The NTSB has warned that 737 rudder reversal, leading to loss of control, "-can no longer be considered an extremely improbable or an extremely remote event". The agency says that its conclusion on certification follows further rudder power-control unit (PCU) data analysis.
Uncommanded rudder hard-over is acknowledged by the NTSB as the possible cause of two fatal US 737 accidents: the 3 March, 1991, United Airlines Colorado Springs crash, and the 8 September, 1994, USAir (now US Airways) Pittsburgh accident. Also cited is a non-fatal 9 June, 1996, "roll/yaw upset" incident involving an Eastwind Airlines 737-200 on approach at Richmond, Virginia. The Pittsburgh and Richmond investigations continue. Meanwhile, the NTSB says: "The 737 rudder system does not provide the same level of safety as on similar transport-category aircraft."
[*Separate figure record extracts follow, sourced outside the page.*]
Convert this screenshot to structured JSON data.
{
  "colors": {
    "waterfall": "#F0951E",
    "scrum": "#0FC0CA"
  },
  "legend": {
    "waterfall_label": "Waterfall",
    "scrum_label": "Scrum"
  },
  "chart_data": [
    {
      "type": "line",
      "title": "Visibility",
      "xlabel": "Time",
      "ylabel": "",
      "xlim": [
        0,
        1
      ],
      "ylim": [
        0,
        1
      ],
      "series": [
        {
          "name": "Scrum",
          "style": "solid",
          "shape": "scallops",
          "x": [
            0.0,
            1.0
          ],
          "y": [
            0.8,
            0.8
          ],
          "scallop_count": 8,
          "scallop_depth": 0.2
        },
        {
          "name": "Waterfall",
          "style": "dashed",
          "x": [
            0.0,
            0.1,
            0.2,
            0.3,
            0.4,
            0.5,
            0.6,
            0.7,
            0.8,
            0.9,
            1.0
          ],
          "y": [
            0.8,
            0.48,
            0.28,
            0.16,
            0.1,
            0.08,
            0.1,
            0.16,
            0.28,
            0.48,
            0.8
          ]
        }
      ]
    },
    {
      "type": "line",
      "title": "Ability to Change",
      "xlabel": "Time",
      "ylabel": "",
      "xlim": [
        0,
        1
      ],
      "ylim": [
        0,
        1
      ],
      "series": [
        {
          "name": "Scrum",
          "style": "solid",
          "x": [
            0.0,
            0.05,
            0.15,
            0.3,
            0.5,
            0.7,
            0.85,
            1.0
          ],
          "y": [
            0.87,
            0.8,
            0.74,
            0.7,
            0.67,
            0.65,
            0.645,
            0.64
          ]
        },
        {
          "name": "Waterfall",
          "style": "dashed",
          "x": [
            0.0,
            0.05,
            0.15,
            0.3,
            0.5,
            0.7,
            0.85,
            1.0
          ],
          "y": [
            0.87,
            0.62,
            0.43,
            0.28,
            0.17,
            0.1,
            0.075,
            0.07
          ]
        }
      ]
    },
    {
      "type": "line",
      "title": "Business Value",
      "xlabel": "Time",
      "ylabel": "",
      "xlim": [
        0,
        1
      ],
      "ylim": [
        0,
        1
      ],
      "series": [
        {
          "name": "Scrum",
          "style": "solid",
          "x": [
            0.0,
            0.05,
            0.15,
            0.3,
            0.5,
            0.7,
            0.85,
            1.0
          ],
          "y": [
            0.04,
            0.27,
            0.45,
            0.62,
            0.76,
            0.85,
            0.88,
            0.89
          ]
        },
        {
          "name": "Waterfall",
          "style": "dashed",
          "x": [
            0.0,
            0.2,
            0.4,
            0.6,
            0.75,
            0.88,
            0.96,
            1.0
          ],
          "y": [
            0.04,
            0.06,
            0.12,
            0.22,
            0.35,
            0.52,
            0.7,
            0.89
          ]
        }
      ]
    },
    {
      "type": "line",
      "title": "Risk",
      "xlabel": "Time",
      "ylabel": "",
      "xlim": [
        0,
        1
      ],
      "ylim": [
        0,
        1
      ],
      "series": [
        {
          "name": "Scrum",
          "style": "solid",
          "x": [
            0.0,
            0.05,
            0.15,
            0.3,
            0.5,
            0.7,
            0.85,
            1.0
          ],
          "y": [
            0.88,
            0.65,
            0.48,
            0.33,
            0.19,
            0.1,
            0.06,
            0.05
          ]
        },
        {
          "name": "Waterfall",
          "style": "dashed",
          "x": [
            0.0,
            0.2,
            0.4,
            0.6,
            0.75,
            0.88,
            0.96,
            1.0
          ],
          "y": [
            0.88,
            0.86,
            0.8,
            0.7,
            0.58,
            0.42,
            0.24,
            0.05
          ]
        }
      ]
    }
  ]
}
Boeing has responded, saying that the resulting NTSB recommendations are "basically the same as those under way" (Flight International, 22-28 January). The three new recommendations, briefly, are that the FAA should:
- require quick installation of a redesigned main rudder PCU on 737s to preclude rudder reversal and meet certification requirements. At present, the airworthiness directive (AD) is still only a proposal, and three years is normally allowed between proposal and implementation;
- advise 737 pilots that they could get a reverse-rudder response when they apply rudder at a high rate;
- require Boeing to develop operational procedures for dealing with an uncommanded 737 rudder hard-over, and require airlines to include these in their training.
Boeing is already designing a new PCU, and the FAA has issued basic guidance to pilots about problems with the 737 rudder system after earlier recommendations from the NTSB. Following additional analysis, however, the NTSB is now pressing the FAA to require fast retrofit of the new-model PCU, because Boeing/ NTSB tests have determined that, when the PCU's servo control-valve secondary slide has jammed in the servo-valve housing, this "-may not be detectable during normal operations, because the movement of the secondary slide occurs only on the input of a high-rate rudder command". If it does jam, however, a high-rate rudder-pedal input can lead to control reversal, says the report, so the agency wants information to pilots to be more comprehensive.
The NTSB's allegation that the 737 series no longer meets original certification requirements evokes the principle that no single failure should lead to loss of control: jamming of the PCU slide is a single failure. Also, contrary to Boeing's original claim that use of the aileron could overcome the effects of a rudder hardover, the NTSB says that, at certain airspeeds and configurations, it cannot.
The NTSB's research concludes that the current AD requiring periodic checks for PCU secondary slide jamming "-does not ensure that it will not become jammed before the next inspection"; and that even test pilots, faced with control reversal, are unable to recognise it and react correctly.